OK. So we don’t see 200+ lb women gracing the cover of Sports Illustrated swimsuit issue. We don’t see a Yugo on the cover of Hot Rod. How many would take Matthew Mcconaughey over Jack Black (I wouldn’t take either, but you know what I’m talking about)?
We live in a world where sometimes form overtakes function. So when it comes to personal tech gadgets, we might just view it the same way. It doesn’t matter if the ugly device will do more for you than the sleek looking one. We purchase items on impulse. So do we accept because of looks even if the functionality is not there?
I have to admit. I bought a Motorola Razr on looks back in 2005. It cost me $250 to buy the looks. Nevermind that I hated any type of folding phone. Nevermind the fact I didn’t like the flat buttons. Nevermind the fact it really didn’t have as good a signal as it’s Nokia predecessor. It was a fashion statement.
When I purchased the HTC 8125, I decided to go back to functionality. I was able to use the phone as a personal computer. I had the Mobile Word and Excel, I could get my Exchange mail and I could even connect to other network computers in case I needed to troubleshoot.
Rubicon Consulting asked the question to iPhone users, what model of phone did they have before the iPhone. 24% said they had a Motorola RAZR, while 34% had another form of smart phone. According to American Technology Research, 25 percent were willing to cancel their accounts and pay the fees to switch to the iPhone. They also cited that the other time this happened; it was in 2004 when the Motorola RAZR came out.
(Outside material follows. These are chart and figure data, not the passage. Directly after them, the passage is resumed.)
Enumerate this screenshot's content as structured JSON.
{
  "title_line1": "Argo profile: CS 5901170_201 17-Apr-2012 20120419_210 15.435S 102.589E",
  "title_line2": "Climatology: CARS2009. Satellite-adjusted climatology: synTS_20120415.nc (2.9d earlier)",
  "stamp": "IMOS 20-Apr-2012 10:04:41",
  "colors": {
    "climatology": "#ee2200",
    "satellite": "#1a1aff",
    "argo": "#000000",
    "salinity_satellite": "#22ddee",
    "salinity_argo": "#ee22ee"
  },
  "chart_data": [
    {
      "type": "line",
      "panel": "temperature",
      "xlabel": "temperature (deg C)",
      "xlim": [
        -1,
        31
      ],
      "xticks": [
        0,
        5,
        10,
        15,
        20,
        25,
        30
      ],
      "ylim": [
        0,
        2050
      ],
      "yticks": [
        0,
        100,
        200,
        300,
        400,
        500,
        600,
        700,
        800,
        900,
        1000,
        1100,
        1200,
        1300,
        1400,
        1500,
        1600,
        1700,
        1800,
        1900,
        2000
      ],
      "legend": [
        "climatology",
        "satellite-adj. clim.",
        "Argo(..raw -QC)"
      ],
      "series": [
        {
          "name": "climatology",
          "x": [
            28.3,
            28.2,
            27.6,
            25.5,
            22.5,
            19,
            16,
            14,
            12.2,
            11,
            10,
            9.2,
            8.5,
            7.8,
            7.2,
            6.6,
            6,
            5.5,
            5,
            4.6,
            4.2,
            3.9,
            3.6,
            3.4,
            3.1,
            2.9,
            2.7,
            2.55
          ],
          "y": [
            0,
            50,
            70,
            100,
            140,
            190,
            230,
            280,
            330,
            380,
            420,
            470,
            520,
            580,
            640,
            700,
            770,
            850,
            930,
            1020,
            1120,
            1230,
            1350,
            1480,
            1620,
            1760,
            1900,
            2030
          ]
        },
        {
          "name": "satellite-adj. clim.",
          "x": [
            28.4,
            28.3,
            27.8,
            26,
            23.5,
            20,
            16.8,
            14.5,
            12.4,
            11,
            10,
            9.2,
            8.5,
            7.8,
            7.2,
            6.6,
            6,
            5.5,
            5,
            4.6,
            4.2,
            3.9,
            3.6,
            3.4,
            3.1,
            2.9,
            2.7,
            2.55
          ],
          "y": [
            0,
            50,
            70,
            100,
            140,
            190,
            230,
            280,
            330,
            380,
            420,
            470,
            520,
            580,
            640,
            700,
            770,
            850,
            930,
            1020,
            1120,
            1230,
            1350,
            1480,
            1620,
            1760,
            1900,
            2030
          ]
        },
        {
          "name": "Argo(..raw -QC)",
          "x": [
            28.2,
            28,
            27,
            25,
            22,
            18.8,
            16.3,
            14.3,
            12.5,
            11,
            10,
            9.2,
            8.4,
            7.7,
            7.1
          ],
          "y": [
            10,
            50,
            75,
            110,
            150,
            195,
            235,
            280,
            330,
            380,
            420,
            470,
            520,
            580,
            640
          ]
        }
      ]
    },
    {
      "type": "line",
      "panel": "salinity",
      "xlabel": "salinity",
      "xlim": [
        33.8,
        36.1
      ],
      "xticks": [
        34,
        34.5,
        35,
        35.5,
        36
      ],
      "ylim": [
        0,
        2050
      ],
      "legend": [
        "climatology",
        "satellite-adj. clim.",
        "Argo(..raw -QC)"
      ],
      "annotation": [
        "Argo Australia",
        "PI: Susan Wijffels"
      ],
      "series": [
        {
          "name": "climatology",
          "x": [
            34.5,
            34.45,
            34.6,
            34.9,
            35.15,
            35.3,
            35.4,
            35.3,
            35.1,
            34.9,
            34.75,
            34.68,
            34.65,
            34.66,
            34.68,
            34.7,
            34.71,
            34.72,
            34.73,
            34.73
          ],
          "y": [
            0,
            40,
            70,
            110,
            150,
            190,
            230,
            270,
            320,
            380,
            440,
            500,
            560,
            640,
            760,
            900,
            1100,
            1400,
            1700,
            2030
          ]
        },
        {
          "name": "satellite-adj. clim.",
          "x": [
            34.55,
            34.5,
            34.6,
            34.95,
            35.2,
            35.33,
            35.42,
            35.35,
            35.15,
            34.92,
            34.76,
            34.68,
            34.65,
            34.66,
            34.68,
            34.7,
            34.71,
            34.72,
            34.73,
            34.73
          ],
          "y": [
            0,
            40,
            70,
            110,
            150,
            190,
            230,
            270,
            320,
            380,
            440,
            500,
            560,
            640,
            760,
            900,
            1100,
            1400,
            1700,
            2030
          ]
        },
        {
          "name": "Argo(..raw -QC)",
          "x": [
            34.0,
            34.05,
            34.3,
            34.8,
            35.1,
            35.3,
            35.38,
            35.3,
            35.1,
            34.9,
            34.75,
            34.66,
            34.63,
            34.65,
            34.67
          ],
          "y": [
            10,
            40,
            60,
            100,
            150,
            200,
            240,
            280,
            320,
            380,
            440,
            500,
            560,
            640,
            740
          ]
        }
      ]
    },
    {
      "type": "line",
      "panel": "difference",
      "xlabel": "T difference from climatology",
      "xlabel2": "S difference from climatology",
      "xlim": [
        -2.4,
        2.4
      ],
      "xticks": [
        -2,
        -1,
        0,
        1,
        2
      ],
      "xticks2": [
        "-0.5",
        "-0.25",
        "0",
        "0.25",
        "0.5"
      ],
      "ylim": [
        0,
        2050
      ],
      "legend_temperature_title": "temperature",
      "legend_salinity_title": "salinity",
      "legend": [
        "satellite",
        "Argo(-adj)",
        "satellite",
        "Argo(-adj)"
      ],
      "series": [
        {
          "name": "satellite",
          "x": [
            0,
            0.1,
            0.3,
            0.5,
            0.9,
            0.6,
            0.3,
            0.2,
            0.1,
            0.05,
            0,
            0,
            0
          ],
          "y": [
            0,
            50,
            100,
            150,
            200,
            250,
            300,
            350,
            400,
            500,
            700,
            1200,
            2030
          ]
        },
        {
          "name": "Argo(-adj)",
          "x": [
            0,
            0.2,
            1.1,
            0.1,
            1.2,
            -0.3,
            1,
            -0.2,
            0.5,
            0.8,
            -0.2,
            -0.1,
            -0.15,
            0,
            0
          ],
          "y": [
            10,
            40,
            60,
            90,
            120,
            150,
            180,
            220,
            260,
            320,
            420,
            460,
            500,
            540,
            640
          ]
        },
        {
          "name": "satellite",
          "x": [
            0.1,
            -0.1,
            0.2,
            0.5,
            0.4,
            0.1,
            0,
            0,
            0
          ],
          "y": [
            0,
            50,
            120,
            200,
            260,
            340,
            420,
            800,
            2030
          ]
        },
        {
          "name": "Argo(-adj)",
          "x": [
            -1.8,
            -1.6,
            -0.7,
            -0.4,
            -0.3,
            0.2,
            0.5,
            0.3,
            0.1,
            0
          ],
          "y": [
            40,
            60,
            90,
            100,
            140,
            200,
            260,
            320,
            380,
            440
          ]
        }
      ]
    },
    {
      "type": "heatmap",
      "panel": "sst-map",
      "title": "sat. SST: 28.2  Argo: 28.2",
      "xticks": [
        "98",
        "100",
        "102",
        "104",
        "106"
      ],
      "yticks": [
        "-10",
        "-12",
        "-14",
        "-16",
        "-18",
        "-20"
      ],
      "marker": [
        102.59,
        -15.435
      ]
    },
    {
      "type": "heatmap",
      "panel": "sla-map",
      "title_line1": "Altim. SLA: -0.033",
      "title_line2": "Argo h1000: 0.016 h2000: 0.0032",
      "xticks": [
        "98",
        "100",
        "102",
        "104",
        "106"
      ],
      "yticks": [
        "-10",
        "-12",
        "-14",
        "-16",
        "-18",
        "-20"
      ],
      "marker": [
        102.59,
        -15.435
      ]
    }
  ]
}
Impulse buying is something every product manufacturer relies on. That one thing that makes the item pretty enough to make the consumer act like a moth to flame. The product sells itself and sometimes it’s on looks alone; Who cares what groups like Consumer Reports say?
Eventually the glamour of owning the item fades and either the consumer sits down and thinks about the purchases, or just gets drawn to the newest, brightest flame. If the item turns to be a solid, functional product, then the consumer might just stick with it. Of course, if the item is too problematic, then people will abandon it as quickly as possible; Even pay the fees to get something that will look good and function well.
I am not saying the iPhone is not functional. I really hope with the new features Steve Jobs mentioned back in March that this phone will be more than functional to all consumers: including the corporate ones. It does help to have that thin, sleek design to make the people want it more.
Looks can be everything to an item. A cool new item gives us a sense of being on the cutting edge. Adding a sleek design makes us feel special. Statistics can back up these ideals in what we find appealing. But one thing is for sure – We will always see young, slender models on the Swimsuit issue, Mustangs on the car issue and Matthew Mcconaughey with his shirt off by the beach (or if you’re like me, you would rather see someone like Kate Beckinsale).